Even if you’re not already familiar with the story of Margaret Keane, it’s easy to see halfway through the film why Tim Burton may relate to Keane and her famous ‘big eyed waif’ portraits. Both artists made their names on pieces of easily recognisable pop art that contain a small element of the macabre, yet scratch the surface of these quasi-gothic curiosities and there’s little behind the artifice. Margaret Keane was clearly content creating numerous variations on the same essential before she met her husband, and later the man who attached his name to the paintings, Walter Keane, but once they became a success he hatched a plot to reproduce the concept endlessly and create an artistic cash cow. There’s a subplot buried in Big Eyes – about a small collection of decidedly different works she did put under her own name –but within the flashier forgery narrative it barely registers. This really is the embodiment of how Big Eyes plays within the larger trajectory of Burton’s career. As a brief respite from the cynical self-imitation at the behest of his own Walt (Disney not Keane), Big Eyes makes little impact and doesn’t exactly prompt forgiveness for his increasingly tired schtick in recent years.

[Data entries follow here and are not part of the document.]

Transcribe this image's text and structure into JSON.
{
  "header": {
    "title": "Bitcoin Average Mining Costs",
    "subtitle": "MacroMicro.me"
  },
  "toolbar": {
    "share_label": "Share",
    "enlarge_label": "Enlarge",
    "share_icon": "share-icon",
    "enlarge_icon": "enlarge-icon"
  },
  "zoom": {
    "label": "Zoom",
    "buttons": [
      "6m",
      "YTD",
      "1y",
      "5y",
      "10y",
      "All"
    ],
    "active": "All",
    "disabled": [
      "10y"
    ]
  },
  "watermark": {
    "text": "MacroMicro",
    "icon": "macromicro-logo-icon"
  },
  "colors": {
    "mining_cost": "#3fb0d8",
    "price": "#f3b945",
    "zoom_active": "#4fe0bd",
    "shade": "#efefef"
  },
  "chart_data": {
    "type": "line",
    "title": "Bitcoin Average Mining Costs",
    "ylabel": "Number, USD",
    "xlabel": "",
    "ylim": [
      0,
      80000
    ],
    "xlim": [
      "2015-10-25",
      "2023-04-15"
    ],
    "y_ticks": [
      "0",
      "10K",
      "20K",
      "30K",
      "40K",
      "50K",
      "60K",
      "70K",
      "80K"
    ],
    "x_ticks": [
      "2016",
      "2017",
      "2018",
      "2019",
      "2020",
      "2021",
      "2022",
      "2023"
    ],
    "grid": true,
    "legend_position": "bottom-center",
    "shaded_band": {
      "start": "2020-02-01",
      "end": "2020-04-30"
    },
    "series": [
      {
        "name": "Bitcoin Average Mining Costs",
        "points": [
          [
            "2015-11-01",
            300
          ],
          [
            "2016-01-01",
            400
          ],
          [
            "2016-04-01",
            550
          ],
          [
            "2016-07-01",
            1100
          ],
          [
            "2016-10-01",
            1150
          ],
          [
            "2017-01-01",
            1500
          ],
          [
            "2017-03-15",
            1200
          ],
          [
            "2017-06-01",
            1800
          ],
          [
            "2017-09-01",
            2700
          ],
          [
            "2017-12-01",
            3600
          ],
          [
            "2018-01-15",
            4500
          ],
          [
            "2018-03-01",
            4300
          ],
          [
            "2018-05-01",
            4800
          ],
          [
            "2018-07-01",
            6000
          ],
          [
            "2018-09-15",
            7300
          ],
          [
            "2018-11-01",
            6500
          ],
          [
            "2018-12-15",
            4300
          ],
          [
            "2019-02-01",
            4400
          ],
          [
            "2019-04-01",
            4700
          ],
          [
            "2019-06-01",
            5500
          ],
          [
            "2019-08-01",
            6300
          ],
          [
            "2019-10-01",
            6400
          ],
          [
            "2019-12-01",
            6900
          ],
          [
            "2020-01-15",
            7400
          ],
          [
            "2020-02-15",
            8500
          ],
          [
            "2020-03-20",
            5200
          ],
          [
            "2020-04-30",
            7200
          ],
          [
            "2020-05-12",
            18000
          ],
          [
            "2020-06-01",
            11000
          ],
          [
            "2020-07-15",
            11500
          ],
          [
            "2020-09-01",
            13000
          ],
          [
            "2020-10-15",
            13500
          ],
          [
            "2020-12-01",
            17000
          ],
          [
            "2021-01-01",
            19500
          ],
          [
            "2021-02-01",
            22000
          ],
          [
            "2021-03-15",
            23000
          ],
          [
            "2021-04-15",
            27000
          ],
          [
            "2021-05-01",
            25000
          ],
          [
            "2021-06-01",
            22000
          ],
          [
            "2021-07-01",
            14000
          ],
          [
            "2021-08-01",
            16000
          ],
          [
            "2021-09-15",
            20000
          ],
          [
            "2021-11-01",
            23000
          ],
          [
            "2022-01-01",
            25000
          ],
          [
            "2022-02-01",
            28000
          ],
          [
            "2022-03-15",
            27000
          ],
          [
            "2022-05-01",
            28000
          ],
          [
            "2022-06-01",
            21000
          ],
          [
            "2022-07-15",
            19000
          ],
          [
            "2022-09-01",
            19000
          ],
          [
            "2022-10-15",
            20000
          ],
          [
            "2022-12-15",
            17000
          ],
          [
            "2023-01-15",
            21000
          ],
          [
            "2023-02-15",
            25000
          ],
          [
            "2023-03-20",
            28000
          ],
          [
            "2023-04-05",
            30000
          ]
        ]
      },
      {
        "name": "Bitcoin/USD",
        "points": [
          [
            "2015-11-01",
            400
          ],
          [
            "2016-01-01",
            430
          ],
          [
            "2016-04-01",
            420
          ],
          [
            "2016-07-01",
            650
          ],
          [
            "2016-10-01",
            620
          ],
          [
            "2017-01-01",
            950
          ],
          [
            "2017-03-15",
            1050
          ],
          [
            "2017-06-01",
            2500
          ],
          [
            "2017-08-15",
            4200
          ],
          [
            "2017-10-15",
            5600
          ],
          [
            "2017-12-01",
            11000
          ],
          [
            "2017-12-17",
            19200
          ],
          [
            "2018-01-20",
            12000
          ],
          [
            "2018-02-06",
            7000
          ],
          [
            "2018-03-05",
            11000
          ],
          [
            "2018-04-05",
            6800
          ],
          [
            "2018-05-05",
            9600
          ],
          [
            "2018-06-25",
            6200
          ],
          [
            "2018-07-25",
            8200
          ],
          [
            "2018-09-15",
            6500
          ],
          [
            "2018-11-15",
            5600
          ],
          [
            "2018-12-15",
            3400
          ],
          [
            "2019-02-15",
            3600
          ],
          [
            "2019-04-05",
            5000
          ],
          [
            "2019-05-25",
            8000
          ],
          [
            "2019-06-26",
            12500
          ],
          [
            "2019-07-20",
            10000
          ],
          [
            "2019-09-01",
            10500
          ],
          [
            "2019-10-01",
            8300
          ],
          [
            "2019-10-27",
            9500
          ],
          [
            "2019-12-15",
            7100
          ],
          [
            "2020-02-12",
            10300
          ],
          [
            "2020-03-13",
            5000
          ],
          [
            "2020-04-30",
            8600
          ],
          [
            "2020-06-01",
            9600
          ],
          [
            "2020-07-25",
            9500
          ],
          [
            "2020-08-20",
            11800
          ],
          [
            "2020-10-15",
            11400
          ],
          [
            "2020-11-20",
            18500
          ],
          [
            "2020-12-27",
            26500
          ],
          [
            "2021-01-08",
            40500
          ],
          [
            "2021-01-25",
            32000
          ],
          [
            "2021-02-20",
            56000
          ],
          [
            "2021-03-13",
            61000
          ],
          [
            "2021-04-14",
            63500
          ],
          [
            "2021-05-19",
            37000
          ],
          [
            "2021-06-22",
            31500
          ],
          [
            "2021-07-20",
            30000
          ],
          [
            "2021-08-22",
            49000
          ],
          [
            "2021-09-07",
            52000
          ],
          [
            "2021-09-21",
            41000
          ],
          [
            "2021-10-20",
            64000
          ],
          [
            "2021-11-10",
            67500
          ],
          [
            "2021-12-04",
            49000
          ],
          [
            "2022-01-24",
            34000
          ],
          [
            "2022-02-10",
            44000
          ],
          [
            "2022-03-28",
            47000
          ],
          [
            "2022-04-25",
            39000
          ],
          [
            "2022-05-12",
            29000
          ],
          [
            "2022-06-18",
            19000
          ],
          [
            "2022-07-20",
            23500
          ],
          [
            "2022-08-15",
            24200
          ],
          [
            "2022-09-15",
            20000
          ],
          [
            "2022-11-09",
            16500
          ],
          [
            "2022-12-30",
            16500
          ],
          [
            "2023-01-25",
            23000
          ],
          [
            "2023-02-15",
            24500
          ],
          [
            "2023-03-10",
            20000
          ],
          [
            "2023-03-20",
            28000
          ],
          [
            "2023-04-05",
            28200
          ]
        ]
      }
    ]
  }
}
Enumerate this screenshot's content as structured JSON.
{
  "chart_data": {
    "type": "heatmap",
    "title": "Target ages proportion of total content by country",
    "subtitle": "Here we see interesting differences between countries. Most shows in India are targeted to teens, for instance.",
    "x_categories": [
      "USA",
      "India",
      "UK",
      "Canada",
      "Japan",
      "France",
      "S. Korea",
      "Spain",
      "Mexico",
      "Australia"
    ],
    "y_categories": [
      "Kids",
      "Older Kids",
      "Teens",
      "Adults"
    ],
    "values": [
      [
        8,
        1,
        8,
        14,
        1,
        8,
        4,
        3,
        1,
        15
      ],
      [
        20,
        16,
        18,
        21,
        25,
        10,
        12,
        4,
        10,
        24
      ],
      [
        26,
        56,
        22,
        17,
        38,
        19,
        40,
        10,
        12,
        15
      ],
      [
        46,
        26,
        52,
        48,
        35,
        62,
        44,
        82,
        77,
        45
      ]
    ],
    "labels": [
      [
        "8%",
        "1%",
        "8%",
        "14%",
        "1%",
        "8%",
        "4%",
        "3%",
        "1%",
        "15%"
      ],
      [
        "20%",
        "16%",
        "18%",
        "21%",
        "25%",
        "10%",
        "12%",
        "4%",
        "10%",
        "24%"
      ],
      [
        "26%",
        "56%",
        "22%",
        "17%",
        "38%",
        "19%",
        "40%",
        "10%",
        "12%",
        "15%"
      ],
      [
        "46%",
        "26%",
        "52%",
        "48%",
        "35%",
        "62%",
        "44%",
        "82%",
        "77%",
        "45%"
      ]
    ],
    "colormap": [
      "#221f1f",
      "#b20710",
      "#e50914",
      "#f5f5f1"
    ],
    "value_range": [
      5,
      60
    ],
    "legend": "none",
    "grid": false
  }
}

Burton presents his story as an extremely black-and-white feminist morality story. The film opens with Margaret (Amy Adams) leaving her first husband, while gossip writer Dick Nolan (Danny Huston) narrates the story as if it’s a fable, treating the misogynist culture of 1950s America like a far-off fantasy world. The lack of urgency in the film’s gender politics keep the audience at arm’s length; Burton is a filmmaker so wrapped up in artifice that his take on past chauvinism comes across as a relic from a bygone era, something to wag our fingers at from a safe distance and not actually confront now. Unfortunately, this doesn’t swing positively in the other direction either as Burton forgoes the satirical ersatz suburbia of Edward Scissorhands or the immersive and impassioned period detail of his true masterpiece Ed Wood. There are occasional bits of Burton flair, particular in the garishly colourful prison that Walter makes out of their flashy poolside mansion. In other places his attempts to inject gothic unease – in the form of real life waifs popping up – feel forced and ineffectual, an ill-thought-out play on audience expectations.
At the film’s core is Adams, who is convincing and fully rounded as Margaret Keane, but unfortunately the character offers very little. Whatever you think of her work, Keane just doesn’t come across as particularly interesting as an artist or as a person. The audience is very much aware of how awful her situation is, but the film provides little reason to care. In films like this, passivity should never be mistaken for lost agency and Margaret’s strange absence from her own narrative leaves little emotional perspective for the audience to orientate themselves around. Christoph Waltz offers no real surprises as the schmoozer-turned-tyrant Walter, who accidentally takes credit for Margaret’s work before turning himself into a celebrity and pushing her into becoming a one-woman art factory. He applies a lot of flair to an appropriately garish character, but for those who have seen the Tarantino roles that brought him fame (i.e. everyone) it reads as an easy pay cheque for a talented actor.
Everyone’s intentions here are good; it’s important that we tell stories about how maligned talented women are in all industries and I respect Burton for breaking out of his Johnny Depp Disney rebootathon. Ultimately though, Big Eyes is completely ineffectual, dampened by a weak script full of on-the-nose clichés, and telling a story that probably works best as a weekend paper feature article.